Britain Today #15: Eleanor of Aquitaine trumps Harold Macmillan

My efforts to keep Britain Today actually about today have slipped a little again.  My excuse is a very good one: I have been moving house.  But as I am now happily ensconced in my new abode, it's back again to tracking the national trio of be-suited 40-somethings.  Happy days.

'Cept I'm ignoring them today, since, trawling through the 700-odd posts in my RSS reader brought me Much Funner Stuff. 

First up, Georgian London on pineapples.  Yes, pineapples.  Go.  Read.  Giggle. 

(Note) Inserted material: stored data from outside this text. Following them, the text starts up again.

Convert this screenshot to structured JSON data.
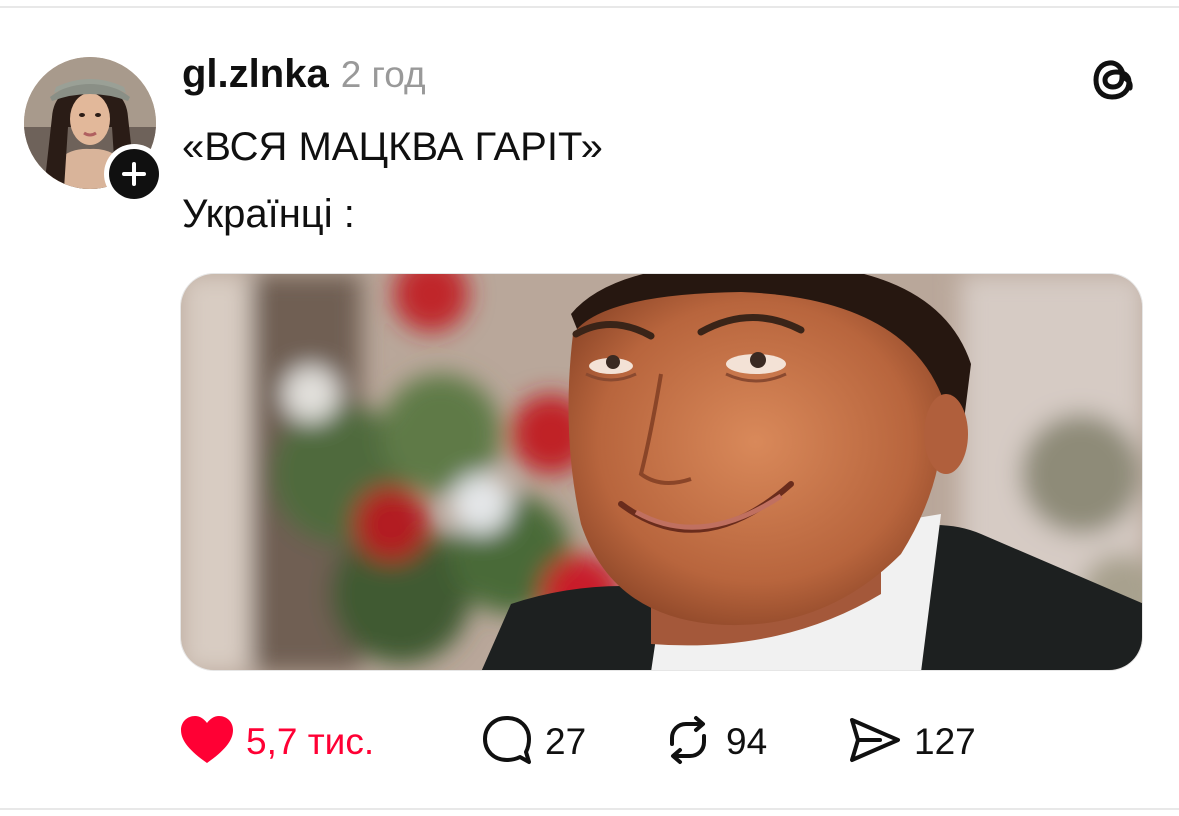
{
  "post": {
    "username": "gl.zlnka",
    "time": "2 год",
    "text_line1": "«ВСЯ МАЦКВА ГАРІТ»",
    "text_line2": "Українці :",
    "media_description": ""
  },
  "actions": {
    "likes": "5,7 тис.",
    "replies": "27",
    "reposts": "94",
    "shares": "127",
    "liked": true
  },
  "icons": {
    "app_logo": "threads-logo-icon",
    "like": "heart-filled-icon",
    "reply": "speech-bubble-icon",
    "repost": "repost-arrows-icon",
    "share": "paper-plane-icon",
    "follow": "plus-icon"
  },
  "colors": {
    "like_red": "#ff0034",
    "text": "#101010",
    "muted": "#999999",
    "divider": "#e8e8e8"
  }
}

Also in history, Peter Marshall review's She-Wolves: The Women Who Ruled England Before Elizabeth.  Apparently we're not supposed to have heard of Eleanor of Aquitaine.  Schama and Ferguson have been dispatched to the nation's rescue on this front, I'm sure. 

Coming in under both the 'history' and 'Tories' categories (hisTories?), there's a new biography of Harold Macmillan out.  (I actually know more about Eleanor of Aquitaine than I do Harold Macmillan.  Should I remedy this?)

And!  National nature writing treasure Richard Mabey has a new book out: Weeds: How Vagabond Plants Gatecrashed Civilisation and Changed the Way We Think About Nature.  Guardian reviews by both Andrew Motion and Bella Bathurst make it fairly certain that I will be chuffed if this mysteriously arrives on my new doorstep.